The Arc of Our Universe
When you step back and take a look at where we have come from and where we are likely to go, this is really a glass half-full
or half-empty situation. It is important to recognize our problems when they arise, but it is equally important to celebrate
our successes when they occur. Medicine is like other great social trends. Few people today would argue that movements like
civil rights and women’s rights, despite occasional setbacks, have not made enormous strides. Martin Luther King
Jr., PhD, for one, took the long view on these moral issues and said on more than one occasion, “the arc of the
moral universe is long, but it eventually bends towards justice.” You might say that he was an optimist.
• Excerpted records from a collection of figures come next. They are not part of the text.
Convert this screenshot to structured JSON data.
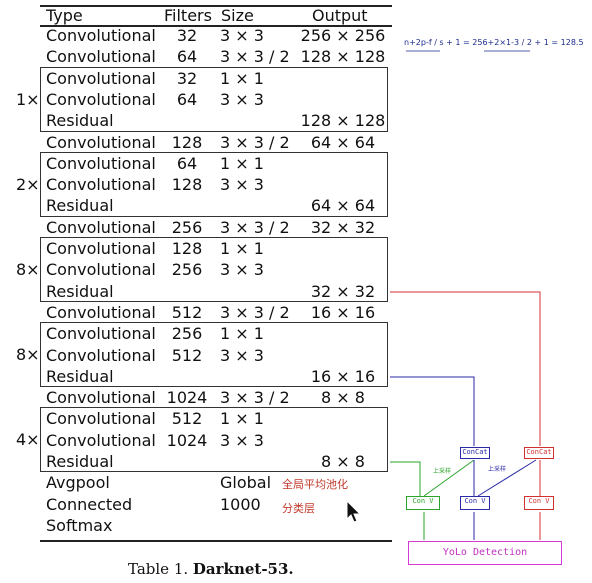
{
  "table": {
    "headers": [
      "Type",
      "Filters",
      "Size",
      "Output"
    ],
    "rows": [
      {
        "type": "Convolutional",
        "filters": "32",
        "size": "3 × 3",
        "output": "256 × 256"
      },
      {
        "type": "Convolutional",
        "filters": "64",
        "size": "3 × 3 / 2",
        "output": "128 × 128"
      },
      {
        "type": "Convolutional",
        "filters": "32",
        "size": "1 × 1",
        "output": ""
      },
      {
        "type": "Convolutional",
        "filters": "64",
        "size": "3 × 3",
        "output": ""
      },
      {
        "type": "Residual",
        "filters": "",
        "size": "",
        "output": "128 × 128"
      },
      {
        "type": "Convolutional",
        "filters": "128",
        "size": "3 × 3 / 2",
        "output": "64 × 64"
      },
      {
        "type": "Convolutional",
        "filters": "64",
        "size": "1 × 1",
        "output": ""
      },
      {
        "type": "Convolutional",
        "filters": "128",
        "size": "3 × 3",
        "output": ""
      },
      {
        "type": "Residual",
        "filters": "",
        "size": "",
        "output": "64 × 64"
      },
      {
        "type": "Convolutional",
        "filters": "256",
        "size": "3 × 3 / 2",
        "output": "32 × 32"
      },
      {
        "type": "Convolutional",
        "filters": "128",
        "size": "1 × 1",
        "output": ""
      },
      {
        "type": "Convolutional",
        "filters": "256",
        "size": "3 × 3",
        "output": ""
      },
      {
        "type": "Residual",
        "filters": "",
        "size": "",
        "output": "32 × 32"
      },
      {
        "type": "Convolutional",
        "filters": "512",
        "size": "3 × 3 / 2",
        "output": "16 × 16"
      },
      {
        "type": "Convolutional",
        "filters": "256",
        "size": "1 × 1",
        "output": ""
      },
      {
        "type": "Convolutional",
        "filters": "512",
        "size": "3 × 3",
        "output": ""
      },
      {
        "type": "Residual",
        "filters": "",
        "size": "",
        "output": "16 × 16"
      },
      {
        "type": "Convolutional",
        "filters": "1024",
        "size": "3 × 3 / 2",
        "output": "8 × 8"
      },
      {
        "type": "Convolutional",
        "filters": "512",
        "size": "1 × 1",
        "output": ""
      },
      {
        "type": "Convolutional",
        "filters": "1024",
        "size": "3 × 3",
        "output": ""
      },
      {
        "type": "Residual",
        "filters": "",
        "size": "",
        "output": "8 × 8"
      },
      {
        "type": "Avgpool",
        "filters": "",
        "size": "Global",
        "output": ""
      },
      {
        "type": "Connected",
        "filters": "",
        "size": "1000",
        "output": ""
      },
      {
        "type": "Softmax",
        "filters": "",
        "size": "",
        "output": ""
      }
    ],
    "multipliers": [
      "1×",
      "2×",
      "8×",
      "8×",
      "4×"
    ]
  },
  "caption": {
    "prefix": "Table 1. ",
    "bold": "Darknet-53."
  },
  "annotations": {
    "formula": "n+2p-f / s + 1 = 256+2×1-3 / 2 + 1 = 128.5",
    "avgpool_note": "全局平均池化",
    "connected_note": "分类层"
  },
  "diagram": {
    "nodes": {
      "conv1": "Con V",
      "concat1": "ConCat",
      "conv2": "Con V",
      "concat2": "ConCat",
      "conv3": "Con V"
    },
    "upsample1": "上采样",
    "upsample2": "上采样",
    "detection": "YoLo Detection"
  },
  "colors": {
    "green": "#2aa52a",
    "blue": "#2a2aa8",
    "red": "#d03030",
    "magenta": "#d63ad6",
    "note_red": "#c0392b"
  }
}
In reviewing the history of health care in the United States, it is easy to detect a bend in our universe as well. Even
in my relatively brief career, I have seen the introduction of technologies that have been nothing short of breathtaking,
such as minimally invasive surgery, complicated transplantation, invasive radiology and gene therapy. In the past 20 years,
we also have seen a greater emphasis on quality management, patient safety and evidence-based medicine. During this same time,
there has been a profusion of inventive health care purchasing options including HMOs, PPOs, IPOs and health care accounts.
Taken together, these trends tend toward the positive.
So, like Dr. King, I am an optimist. I would say that the arc of the health care universe also is long and fortunately
it is bending toward efficacy, patient safety and increased access. The seemingly insurmountable problems that we see now,
such as incomplete coverage, workforce shortages and the unsustainable expense of this enterprise, also will find solutions.
These solutions will create problems that will need to be solved by our generation and future generations of medical professionals.
We should all be optimists to ensure that the health care universe continues to bend in a favorable direction. And this
is not the time to be reserved. I don’t believe in being cautiously optimistic. Bold solutions and incautious optimism
should be the order of the day. The main challenge for our immediate future will be financing our ever-improving health care
system, and the first thing in our universe that we will have to bend is the cost curve.